The federal government’s goal is to set aside 23% of federal contracting dollars for small businesses, as well as a percentage of awards to woman-owned, veteran-owned, 8a businesses (minority/disadvantaged),and businesses located in areas of high unemployment (HUB-Zones).
A small business set-aside is automatic when the expected award is under $150,000 – known as the Simplified Acquisition Threshold.
Federal Acquisition Regulations require agencies to make every attempt to set aside contracts for small business, as long as
- there is ‘adequate competition’ – at least two companies in that category (small, woman-owned etc) capable of providing the product or service
- the Contracting Officer determines that the offered price is ‘fair and reasonable’.
The Contracting Officer (CO) will conduct market research to find two or more small businesses in a particular category (e.g. woman or veteran-owned) who might be capable of supplying the product or service. The CO will search the System for Award Management database; the SBA’s Dynamic Small Business Search (DSBS) website; look up past award information; and post Request for Information, Sources Sought, Market Research and Pre-Solicitation notices to FedBizOpps.
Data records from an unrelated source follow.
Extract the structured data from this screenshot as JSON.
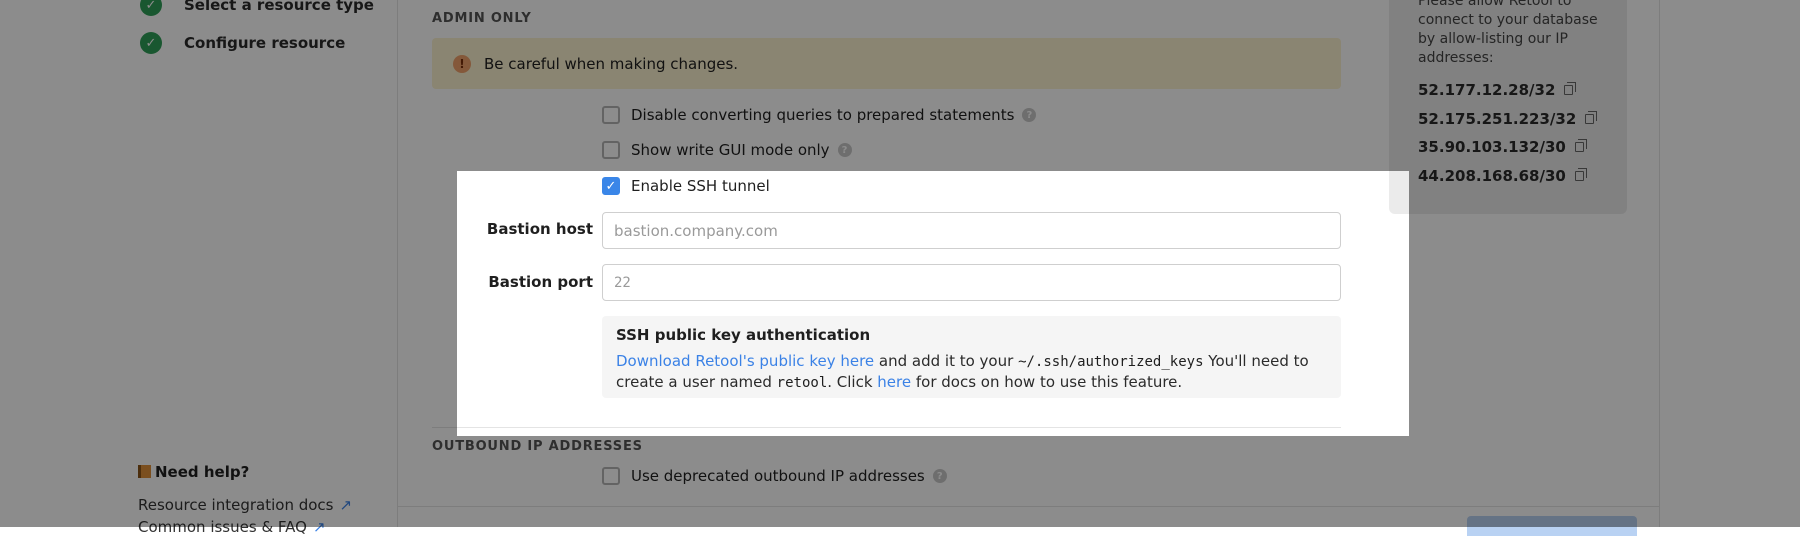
{
  "sidebar": {
    "steps": [
      {
        "label": "Select a resource type"
      },
      {
        "label": "Configure resource"
      }
    ],
    "help": {
      "title": "Need help?",
      "links": [
        {
          "label": "Resource integration docs"
        },
        {
          "label": "Common issues & FAQ"
        }
      ]
    }
  },
  "admin": {
    "section_label": "ADMIN ONLY",
    "warning": "Be careful when making changes.",
    "options": [
      {
        "label": "Disable converting queries to prepared statements",
        "checked": false
      },
      {
        "label": "Show write GUI mode only",
        "checked": false
      },
      {
        "label": "Enable SSH tunnel",
        "checked": true
      }
    ]
  },
  "ssh": {
    "bastion_host_label": "Bastion host",
    "bastion_host_placeholder": "bastion.company.com",
    "bastion_port_label": "Bastion port",
    "bastion_port_placeholder": "22",
    "info_title": "SSH public key authentication",
    "download_link": "Download Retool's public key here",
    "text_1": " and add it to your ",
    "path": "~/.ssh/authorized_keys",
    "text_2": " You'll need to create a user named ",
    "username": "retool",
    "text_3": ". Click ",
    "docs_link": "here",
    "text_4": " for docs on how to use this feature."
  },
  "outbound": {
    "section_label": "OUTBOUND IP ADDRESSES",
    "option_label": "Use deprecated outbound IP addresses"
  },
  "ip_panel": {
    "description": "Please allow Retool to connect to your database by allow-listing our IP addresses:",
    "ips": [
      "52.177.12.28/32",
      "52.175.251.223/32",
      "35.90.103.132/30",
      "44.208.168.68/30"
    ]
  },
  "colors": {
    "accent": "#3a86e8",
    "success": "#2f9e58",
    "warning_bg": "#fcf2cf"
  }
}
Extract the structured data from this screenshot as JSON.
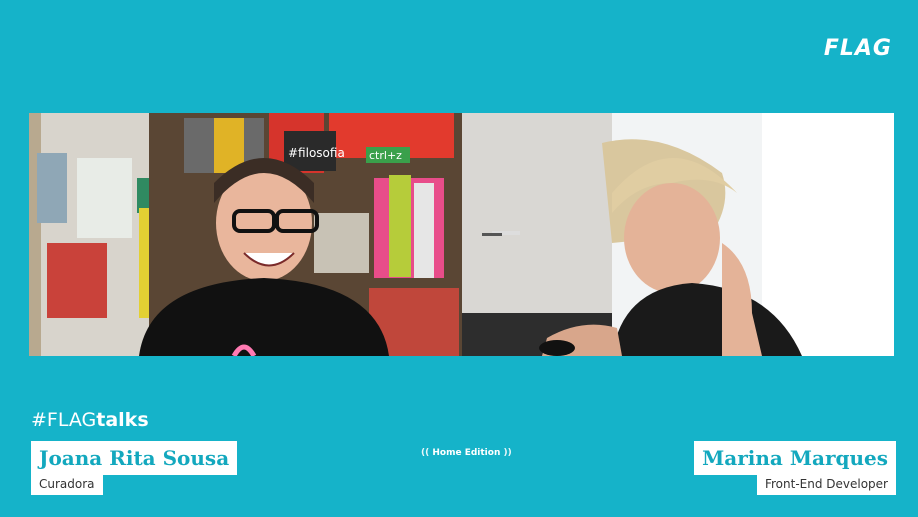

Fair and Reasonable Pricing
What is a fair and reasonable price? The Contracting Officer knows that a small business may not be able to compete with a larger company, but prices can still be considered fair and reasonable if they are within a competitive price range offered by similar small businesses. The Federal Acquisition Regulations don’t specify how the CO will determine this, so again market research on the CO’s part is crucial.